Parents of West Running Brook Middle School students in Derry are being warned that children who do not wear “properly-fitted masks” will be sent to special detention sessions, according to an email obtained by New Hampshire Journal.
Principal Justin Krieger recently wrote to parents that the need for well-fitted masks is required for all activities in the building. Students who fail to comply will be punished.
“Students who are unable to wear a properly-fitted mask despite encouragement, prompts, and support from staff will be assigned an after-school detention on Friday (2:00-2:30 p.m.) of each week,” Krieger wrote.
The purpose of the detention is not to punish the students, he explained, but instead to educate the middle schoolers on the importance of wearing masks.
“We will use this time in concert with our school nurse to provide more education for students to stress the importance of compliance,” Krieger wrote.
Krieger did not respond to a call on Monday from New Hampshire Journal. Derry Cooperative School Board Chair Erika Cohen did not answer questions on Monday about whether or not the board agreed with Krieger’s policy.
“This was a school-based decision. The school board was not involved,” Cohen wrote in an email.
Krieger wrote in the email to parents that the special detention will be dedicated to “education.”

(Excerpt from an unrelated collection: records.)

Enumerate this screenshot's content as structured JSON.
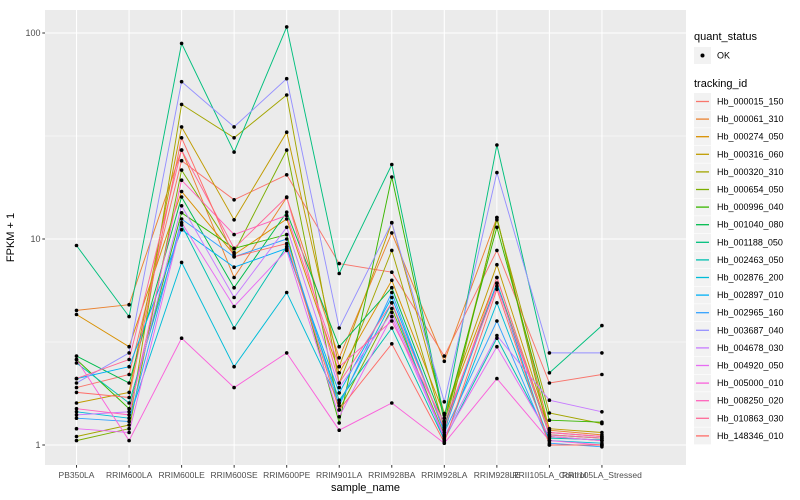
{
  "figure": {
    "y_axis": {
      "label": "FPKM + 1"
    },
    "x_axis": {
      "label": "sample_name"
    },
    "legend": {
      "quant_status_title": "quant_status",
      "quant_status_items": [
        "OK"
      ],
      "tracking_id_title": "tracking_id"
    }
  },
  "style": {
    "panel_bg": "#EBEBEB",
    "grid_color": "#FFFFFF",
    "legend_key_bg": "#F2F2F2",
    "tick_label_color": "#4D4D4D",
    "axis_title_color": "#000000",
    "point_color": "#000000",
    "tick_mark_color": "#333333"
  },
  "chart_data": {
    "type": "line",
    "title": "",
    "xlabel": "sample_name",
    "ylabel": "FPKM + 1",
    "y_scale": "log10",
    "y_ticks": [
      1,
      10,
      100
    ],
    "ylim": [
      0.8,
      130
    ],
    "grid": true,
    "legend_position": "right",
    "categories": [
      "PB350LA",
      "RRIM600LA",
      "RRIM600LE",
      "RRIM600SE",
      "RRIM600PE",
      "RRIM901LA",
      "RRIM928BA",
      "RRIM928LA",
      "RRIM928LE",
      "RRII105LA_Control",
      "RRII105LA_Stressed"
    ],
    "series": [
      {
        "name": "Hb_000015_150",
        "color": "#F8766D",
        "values": [
          1.9,
          2.2,
          24,
          15.5,
          20.5,
          7.6,
          6.9,
          2.7,
          8.8,
          2.0,
          2.2
        ]
      },
      {
        "name": "Hb_000061_310",
        "color": "#EA8331",
        "values": [
          4.5,
          4.8,
          27,
          6.5,
          15.9,
          2.65,
          10.7,
          2.55,
          12.7,
          1.18,
          1.12
        ]
      },
      {
        "name": "Hb_000274_050",
        "color": "#D89000",
        "values": [
          4.3,
          3.0,
          17,
          8.4,
          12.5,
          2.24,
          6.3,
          1.4,
          6.5,
          1.15,
          1.1
        ]
      },
      {
        "name": "Hb_000316_060",
        "color": "#C09B00",
        "values": [
          1.6,
          1.8,
          35,
          12.4,
          33,
          2.4,
          12.0,
          1.42,
          7.5,
          1.2,
          1.15
        ]
      },
      {
        "name": "Hb_000320_310",
        "color": "#A3A500",
        "values": [
          1.1,
          1.25,
          45,
          31,
          50,
          2.0,
          8.8,
          1.22,
          12.4,
          1.43,
          1.27
        ]
      },
      {
        "name": "Hb_000654_050",
        "color": "#7CAE00",
        "values": [
          1.05,
          1.2,
          21.6,
          8.6,
          27,
          1.48,
          4.6,
          1.12,
          12.7,
          1.1,
          1.05
        ]
      },
      {
        "name": "Hb_000996_040",
        "color": "#39B600",
        "values": [
          2.6,
          1.5,
          13.4,
          9.0,
          10.5,
          1.28,
          20,
          1.3,
          11.4,
          1.32,
          1.29
        ]
      },
      {
        "name": "Hb_001040_080",
        "color": "#00BB4E",
        "values": [
          2.7,
          2.0,
          16,
          5.8,
          13.5,
          3.0,
          5.8,
          1.25,
          6.1,
          1.12,
          1.08
        ]
      },
      {
        "name": "Hb_001188_050",
        "color": "#00BF7D",
        "values": [
          9.3,
          4.2,
          89,
          26.4,
          107,
          6.8,
          23,
          1.35,
          28.6,
          2.24,
          3.8
        ]
      },
      {
        "name": "Hb_002463_050",
        "color": "#00C0AF",
        "values": [
          2.5,
          1.6,
          11.7,
          3.7,
          9.2,
          1.65,
          3.7,
          1.06,
          3.3,
          1.08,
          1.06
        ]
      },
      {
        "name": "Hb_002876_200",
        "color": "#00BCD8",
        "values": [
          1.45,
          1.35,
          7.7,
          2.4,
          5.5,
          1.6,
          4.9,
          1.05,
          4.9,
          1.05,
          1.02
        ]
      },
      {
        "name": "Hb_002897_010",
        "color": "#00B0F6",
        "values": [
          2.1,
          2.4,
          11.1,
          7.3,
          9.0,
          1.79,
          5.2,
          1.18,
          6.1,
          1.0,
          1.0
        ]
      },
      {
        "name": "Hb_002965_160",
        "color": "#35A2FF",
        "values": [
          1.35,
          1.3,
          12.5,
          8.2,
          10.0,
          1.55,
          5.5,
          1.15,
          4.0,
          1.02,
          0.98
        ]
      },
      {
        "name": "Hb_003687_040",
        "color": "#9590FF",
        "values": [
          2.0,
          2.8,
          58,
          35,
          60,
          3.7,
          12.0,
          1.62,
          21,
          2.8,
          2.8
        ]
      },
      {
        "name": "Hb_004678_030",
        "color": "#C77CFF",
        "values": [
          1.4,
          1.45,
          14.5,
          5.2,
          11.4,
          1.9,
          4.4,
          1.1,
          3.4,
          1.65,
          1.45
        ]
      },
      {
        "name": "Hb_004920_050",
        "color": "#E76BF3",
        "values": [
          1.2,
          1.15,
          12.0,
          4.7,
          8.8,
          1.37,
          4.2,
          1.08,
          3.0,
          1.1,
          1.05
        ]
      },
      {
        "name": "Hb_005000_010",
        "color": "#FA62DB",
        "values": [
          2.6,
          1.05,
          3.3,
          1.9,
          2.8,
          1.18,
          1.6,
          1.02,
          2.1,
          1.05,
          1.0
        ]
      },
      {
        "name": "Hb_008250_020",
        "color": "#FF62BC",
        "values": [
          1.5,
          1.4,
          19.3,
          10.5,
          13.0,
          2.4,
          4.0,
          1.28,
          5.9,
          1.15,
          1.1
        ]
      },
      {
        "name": "Hb_010863_030",
        "color": "#FF6A98",
        "values": [
          2.1,
          2.6,
          27,
          9.0,
          16,
          2.0,
          4.9,
          1.2,
          6.5,
          1.12,
          1.08
        ]
      },
      {
        "name": "Hb_148346_010",
        "color": "#FF6C67",
        "values": [
          1.8,
          1.7,
          31,
          8.2,
          9.5,
          1.48,
          3.1,
          1.03,
          5.7,
          1.0,
          1.0
        ]
      }
    ]
  }
}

“Students deserve to understand the ‘why’ of mask-wearing and we intend to dedicate all this time to that end,” he wrote.
The new policy is not intended to punish students who occasionally have their masks below their noses, but it is aimed at students who “chronically” fail to wear their masks properly, he wrote.

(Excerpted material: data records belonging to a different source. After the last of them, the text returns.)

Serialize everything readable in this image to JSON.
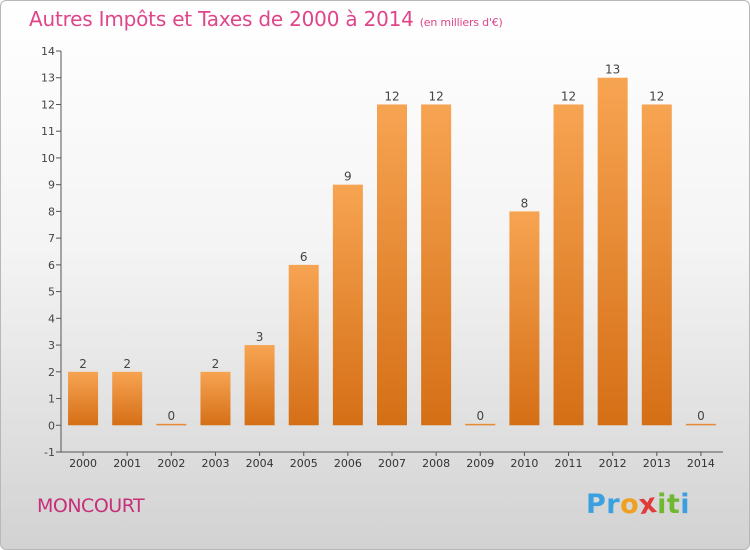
{
  "title": "Autres Impôts et Taxes de 2000 à 2014",
  "unit_note": "(en milliers d'€)",
  "commune": "MONCOURT",
  "logo": {
    "letters": [
      "P",
      "r",
      "o",
      "x",
      "i",
      "t",
      "i"
    ],
    "colors": [
      "#3aa0e0",
      "#3aa0e0",
      "#f0a020",
      "#e03a3a",
      "#70b830",
      "#70b830",
      "#3aa0e0"
    ]
  },
  "colors": {
    "bar_top": "#f7a452",
    "bar_bottom": "#d56f16",
    "title": "#e0458a",
    "axis": "#555555"
  },
  "chart_data": {
    "type": "bar",
    "categories": [
      "2000",
      "2001",
      "2002",
      "2003",
      "2004",
      "2005",
      "2006",
      "2007",
      "2008",
      "2009",
      "2010",
      "2011",
      "2012",
      "2013",
      "2014"
    ],
    "values": [
      2,
      2,
      0,
      2,
      3,
      6,
      9,
      12,
      12,
      0,
      8,
      12,
      13,
      12,
      0
    ],
    "y_ticks": [
      "-1",
      "0",
      "1",
      "2",
      "3",
      "4",
      "5",
      "6",
      "7",
      "8",
      "9",
      "10",
      "11",
      "12",
      "13",
      "14"
    ],
    "ylim": [
      -1,
      14
    ],
    "grid": false,
    "legend": "none"
  }
}
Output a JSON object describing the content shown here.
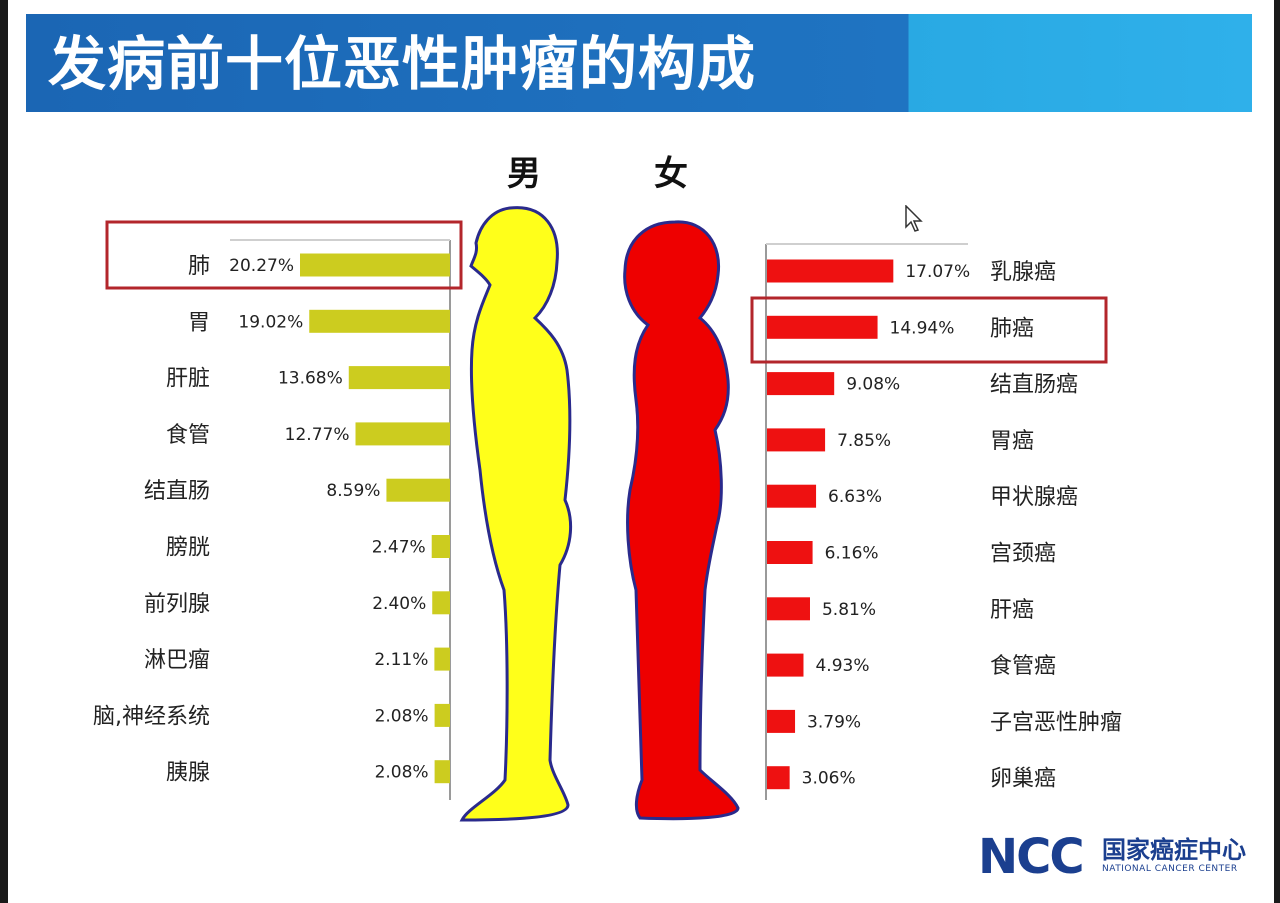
{
  "slide": {
    "title": "发病前十位恶性肿瘤的构成",
    "gender_male": "男",
    "gender_female": "女",
    "logo_mark": "NCC",
    "logo_name_cn": "国家癌症中心",
    "logo_name_en": "NATIONAL CANCER CENTER"
  },
  "colors": {
    "header": "#1f74c2",
    "header_accent": "#2fb0ea",
    "male_bar": "#cccc1f",
    "male_figure": "#ffff1a",
    "female_bar": "#ee1111",
    "female_figure": "#ee0000",
    "figure_outline": "#2a2a8c",
    "highlight_box": "#b3262b"
  },
  "chart_data": [
    {
      "type": "bar",
      "orientation": "horizontal",
      "group": "男",
      "categories": [
        "肺",
        "胃",
        "肝脏",
        "食管",
        "结直肠",
        "膀胱",
        "前列腺",
        "淋巴瘤",
        "脑,神经系统",
        "胰腺"
      ],
      "values": [
        20.27,
        19.02,
        13.68,
        12.77,
        8.59,
        2.47,
        2.4,
        2.11,
        2.08,
        2.08
      ],
      "value_labels": [
        "20.27%",
        "19.02%",
        "13.68%",
        "12.77%",
        "8.59%",
        "2.47%",
        "2.40%",
        "2.11%",
        "2.08%",
        "2.08%"
      ],
      "unit": "%",
      "highlighted": "肺"
    },
    {
      "type": "bar",
      "orientation": "horizontal",
      "group": "女",
      "categories": [
        "乳腺癌",
        "肺癌",
        "结直肠癌",
        "胃癌",
        "甲状腺癌",
        "宫颈癌",
        "肝癌",
        "食管癌",
        "子宫恶性肿瘤",
        "卵巢癌"
      ],
      "values": [
        17.07,
        14.94,
        9.08,
        7.85,
        6.63,
        6.16,
        5.81,
        4.93,
        3.79,
        3.06
      ],
      "value_labels": [
        "17.07%",
        "14.94%",
        "9.08%",
        "7.85%",
        "6.63%",
        "6.16%",
        "5.81%",
        "4.93%",
        "3.79%",
        "3.06%"
      ],
      "unit": "%",
      "highlighted": "肺癌"
    }
  ]
}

State Rep. David Love, R-Derry, said Kieger is in the wrong with the new detention policy. As far as Love is concerned, masks don’t work.
“I think he’s stepping way out of bounds. I don’t know where this is all going to end. Masks, they don’t work. People have been wearing masks and getting vaccines and the vaccinated and masked are still getting COVID,” Love said.

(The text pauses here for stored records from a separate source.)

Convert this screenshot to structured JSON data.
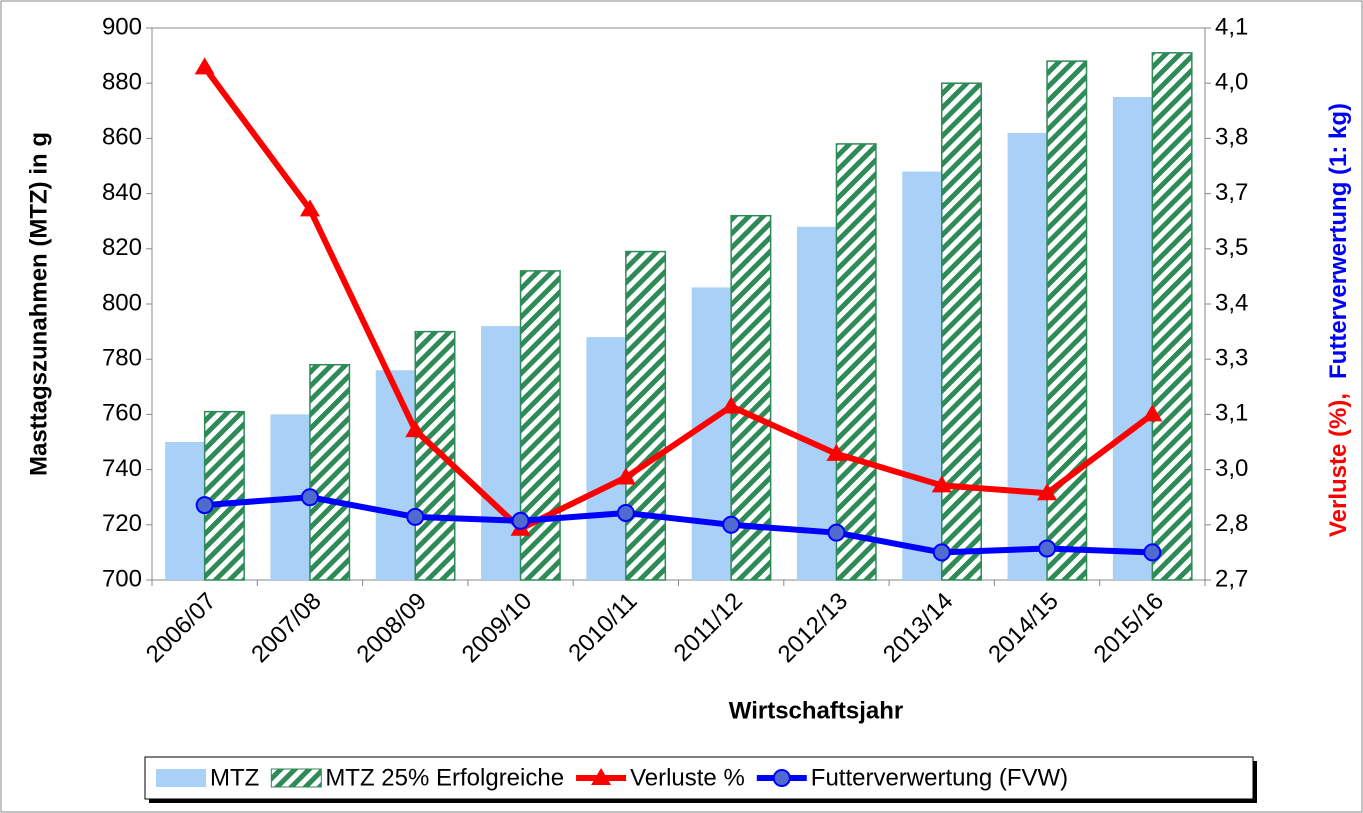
{
  "chart_data": {
    "type": "bar",
    "x_label": "Wirtschaftsjahr",
    "y_label": "Masttagszunahmen  (MTZ)  in g",
    "y2_label_parts": [
      {
        "text": "Verluste   (%),",
        "color": "#ff0000"
      },
      {
        "text": "Futterverwertung (1: kg)",
        "color": "#0000ff"
      }
    ],
    "categories": [
      "2006/07",
      "2007/08",
      "2008/09",
      "2009/10",
      "2010/11",
      "2011/12",
      "2012/13",
      "2013/14",
      "2014/15",
      "2015/16"
    ],
    "series": [
      {
        "name": "MTZ",
        "type": "bar",
        "color": "#a9d1f7",
        "values": [
          750,
          760,
          776,
          792,
          788,
          806,
          828,
          848,
          862,
          875
        ]
      },
      {
        "name": "MTZ 25% Erfolgreiche",
        "type": "bar",
        "color": "#2e8b57",
        "pattern": "hatch",
        "values": [
          761,
          778,
          790,
          812,
          819,
          832,
          858,
          880,
          888,
          891
        ]
      },
      {
        "name": "Verluste %",
        "type": "line",
        "axis": "y2",
        "color": "#ff0000",
        "marker": "triangle",
        "values": [
          4.0,
          3.64,
          3.08,
          2.83,
          2.96,
          3.14,
          3.02,
          2.94,
          2.92,
          3.12
        ]
      },
      {
        "name": "Futterverwertung (FVW)",
        "type": "line",
        "axis": "y2",
        "color": "#0000ff",
        "marker": "circle",
        "values": [
          2.89,
          2.91,
          2.86,
          2.85,
          2.87,
          2.84,
          2.82,
          2.77,
          2.78,
          2.77
        ]
      }
    ],
    "ylim": [
      700,
      900
    ],
    "yticks": [
      700,
      720,
      740,
      760,
      780,
      800,
      820,
      840,
      860,
      880,
      900
    ],
    "y2lim": [
      2.7,
      4.1
    ],
    "y2ticks": [
      {
        "value": 2.7,
        "label": "2,7"
      },
      {
        "value": 2.84,
        "label": "2,8"
      },
      {
        "value": 2.98,
        "label": "3,0"
      },
      {
        "value": 3.12,
        "label": "3,1"
      },
      {
        "value": 3.26,
        "label": "3,3"
      },
      {
        "value": 3.4,
        "label": "3,4"
      },
      {
        "value": 3.54,
        "label": "3,5"
      },
      {
        "value": 3.68,
        "label": "3,7"
      },
      {
        "value": 3.82,
        "label": "3,8"
      },
      {
        "value": 3.96,
        "label": "4,0"
      },
      {
        "value": 4.1,
        "label": "4,1"
      }
    ],
    "legend": "bottom"
  }
}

Love has introduced a bill that would allow parents of students in a school that requires masks to transfer to another school at no expense to the family.
“The bottom line is the schools are going to do as they damn well please until we hit them in the pocketbook,” Love said.
While Rockingham County is seeing high levels of COVID-19 transmission, the middle school does not appear to be overrun with cases, according to the New Hampshire Department of Health and Human Services’ COVID-19 dashboard.
As of Jan. 21, the latest reporting date available, West Running Brook had two active cases in the school community. The state dashboard does not distinguish between student cases and staff cases, so it is not clear if those infected are children or adults. The dashboard indicates there are no current outbreaks or clusters within the West Running Brook community.
While there is no statewide mask mandate, schools, municipalities, and businesses are free to craft their own policies. Most schools in the state have been requiring the use of masks indoors since late fall, according to WMUR’s list of more than 400 school mask decisions.
The need for masks may start to change quickly, as many health experts expect the Omicron variant to peak in the coming weeks. Dr. Scott Gottlieb, former FDA commissioner, said this week on “Face the Nation ” that it is too soon to get rid of masks in schools, but that could change rapidly.
“I think it is too soon to do that because a lot of schools have built their preparations around the use of masks and whatever we want to say about the benefit that masks are providing, it’s providing some benefit,” Gottlieb said. “So, to withdraw it right at the peak of the epidemic, I think it’s imprudent. We should wait. I think within two weeks we’ll be able to make that decision.”